Aku sempat berpikir untuk berhenti mencoba untuk hari ini… sampai mataku menangkap gerakan samar di tepi rawa.
Seekor ular rumput muncul dari balik rumpun ilalang.
Tubuhnya berwarna hijau kusam, panjangnya sedikit lebih besar daripada tubuhku, dan permukaannya tampak licin karena lapisan lendir tipis.
Ular itu melata di atas lumpur dengan gerakan lambat, lidahnya menjulur keluar masuk seolah mencicipi udara.
Dari cara bergeraknya, ular itu tampak tidak menyadari keberadaanku.
“Ini… sepertinya target yang tepat,” bisikku, menundukkan tubuh agar tetap tersembunyi di balik akar pohon yang menonjol.
Aku mengingat skill baruku, Sambaran Paruh.
Jarakku kini tinggal beberapa langkah dari ular itu.
Aku menunggu, memerhatikan setiap gerakannya, menunggu saat ia masuk ke jarak serang yang ideal.
Begitu posisinya pas, aku melesat secepat mungkin, mengarahkan paruhku ke bagian lehernya.

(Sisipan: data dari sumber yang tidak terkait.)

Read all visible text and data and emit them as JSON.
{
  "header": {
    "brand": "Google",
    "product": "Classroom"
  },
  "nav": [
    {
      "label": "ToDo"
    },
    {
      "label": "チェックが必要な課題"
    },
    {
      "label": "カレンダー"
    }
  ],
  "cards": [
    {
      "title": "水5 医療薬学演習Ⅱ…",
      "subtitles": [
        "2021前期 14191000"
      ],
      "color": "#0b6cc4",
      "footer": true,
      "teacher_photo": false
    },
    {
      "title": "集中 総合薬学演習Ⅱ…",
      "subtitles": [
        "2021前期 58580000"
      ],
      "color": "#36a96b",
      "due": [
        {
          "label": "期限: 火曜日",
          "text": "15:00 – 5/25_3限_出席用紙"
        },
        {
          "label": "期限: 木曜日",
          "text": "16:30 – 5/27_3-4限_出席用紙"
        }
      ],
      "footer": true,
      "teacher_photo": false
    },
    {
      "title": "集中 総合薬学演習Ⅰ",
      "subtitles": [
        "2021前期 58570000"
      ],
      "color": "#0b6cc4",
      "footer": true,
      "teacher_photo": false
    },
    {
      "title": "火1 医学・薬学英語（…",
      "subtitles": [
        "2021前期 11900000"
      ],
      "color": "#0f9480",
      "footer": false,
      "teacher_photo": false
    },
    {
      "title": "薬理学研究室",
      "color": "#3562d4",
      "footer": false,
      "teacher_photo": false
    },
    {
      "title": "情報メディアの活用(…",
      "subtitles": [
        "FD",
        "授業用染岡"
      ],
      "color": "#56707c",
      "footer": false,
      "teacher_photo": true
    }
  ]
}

Ular itu bereaksi spontan. Tubuhnya menggeliat kuat, sisiknya menggesek lumpur, dan dalam sekejap ia mencoba melilit tubuhku.
“Sial!”
Rasa panik memacu gerakanku, aku langsung mengaktifkan Duck Dash, melesat mundur dengan cepat dan nyaris terhindar dari lilitannya.
“Hampir saja!”
Pertarungan singkat tapi tegang itu membuat napasku sedikit memburu. Saat melihat celah di antara gerakan ular, aku maju kembali. Kali ini aku mengaktifkan Teriakan Resah.
Suara teriakanku memecah kesunyian rawa. Ular itu bereaksi keras, tubuhnya bergetar dan gerakannya menjadi kacau. Ia melata ke arah yang salah, lalu…
Prahk!
Kepalanya terbentur batu besar di pinggir genangan air. Tubuhnya terkulai lemas, lalu berhenti bergerak.

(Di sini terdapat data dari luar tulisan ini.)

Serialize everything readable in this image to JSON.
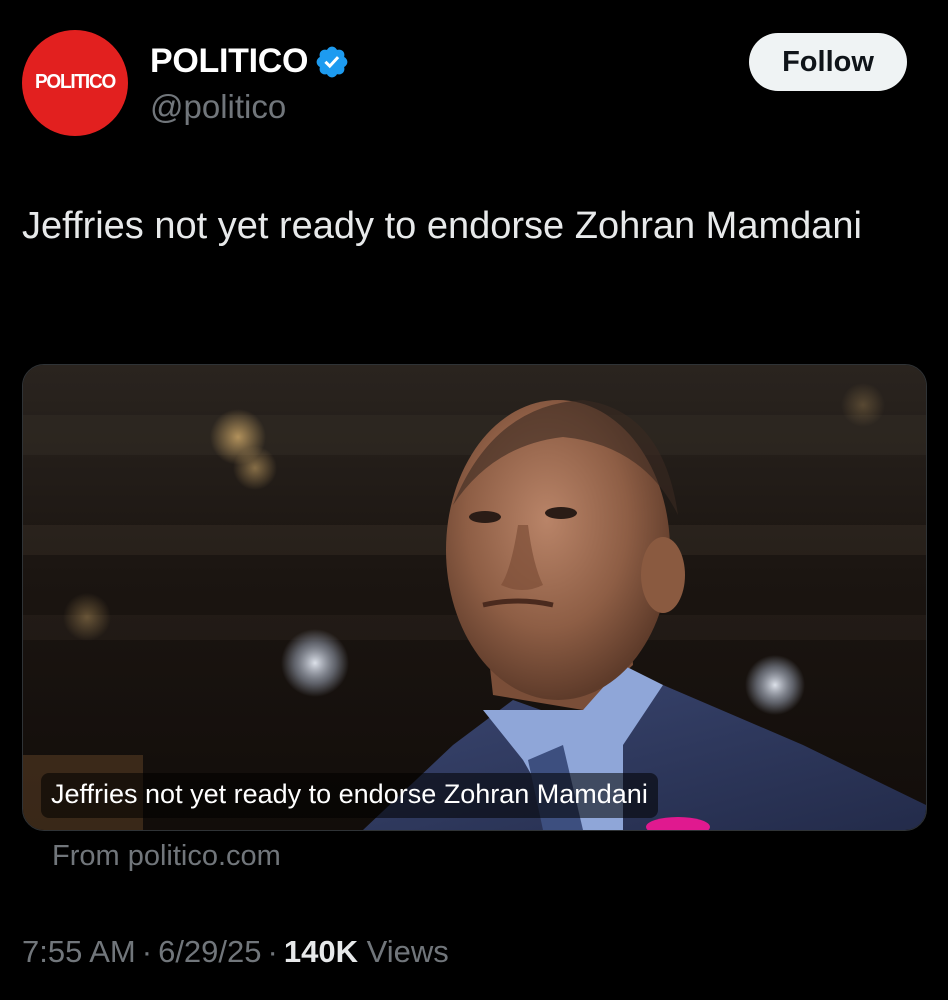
{
  "author": {
    "avatar_text": "POLITICO",
    "display_name": "POLITICO",
    "handle": "@politico",
    "verified": true,
    "verified_icon": "verified-badge-icon",
    "brand_color": "#e2201f",
    "verified_color": "#1d9bf0"
  },
  "follow_button": {
    "label": "Follow"
  },
  "tweet": {
    "text": "Jeffries not yet ready to endorse Zohran Mamdani"
  },
  "card": {
    "caption": "Jeffries not yet ready to endorse Zohran Mamdani",
    "source": "From politico.com"
  },
  "meta": {
    "time": "7:55 AM",
    "separator": "·",
    "date": "6/29/25",
    "views_count": "140K",
    "views_label": "Views"
  }
}
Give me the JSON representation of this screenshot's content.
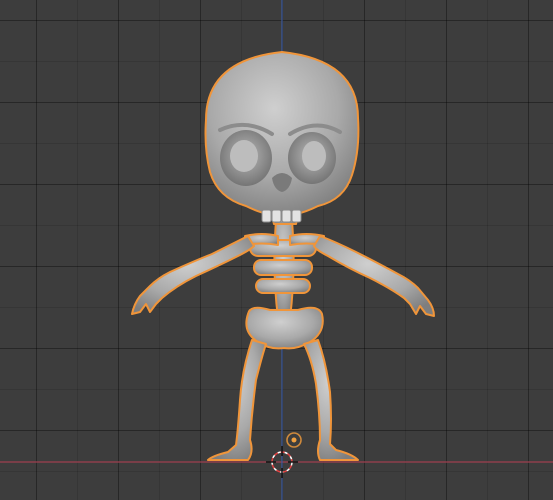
{
  "viewport": {
    "kind": "3d-viewport",
    "background_color": "#3d3d3d",
    "grid_color": "#2c2c2c",
    "axis_x_color": "#a04050",
    "axis_z_color": "#3c5a9e",
    "selection_outline_color": "#f0953a"
  },
  "scene": {
    "object": {
      "icon": "skeleton-character-model",
      "selected": true
    },
    "cursor": {
      "icon": "3d-cursor-icon"
    },
    "origin": {
      "icon": "object-origin-icon"
    }
  }
}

Layar biru langsung muncul.
[+5 XP]
“Kwek… akhirnya!” seruku, nyaris terdengar lega sekaligus bersemangat. Aku memandangi layar biru itu sejenak, mencoba memastikan bahwa aku tidak salah lihat.
“Apa kau lihat itu, sistem bodoh?” tanyaku sambil menggelengkan kepala kecilku dan mengibaskan telinga bebek ini, seolah ingin memamerkan pencapaian. “Tidak menjawab pun tidak masalah. Sekarang aku sudah tahu cara naik level dengan cepat di dunia ini, mengalahkan makhluk yang setara atau sedikit lebih kuat dariku. Semuanya sesuai rencana.”
[Selamat]
“Anjir nyebelin banget ini sistem.”
[Apakah anda ingin masukkan ke dalam catatan agar bisa di ingatkan]
“Apa kamu mau aku hantam pakai batu besar itu?” Ucapku kesal. “Berisik sekali. Hal kayak begini ngapain dimasukin ke catatan.”
Sore masih cukup terang. Aku berjalan menjauh dari tempat pertarungan melawan ular tadi.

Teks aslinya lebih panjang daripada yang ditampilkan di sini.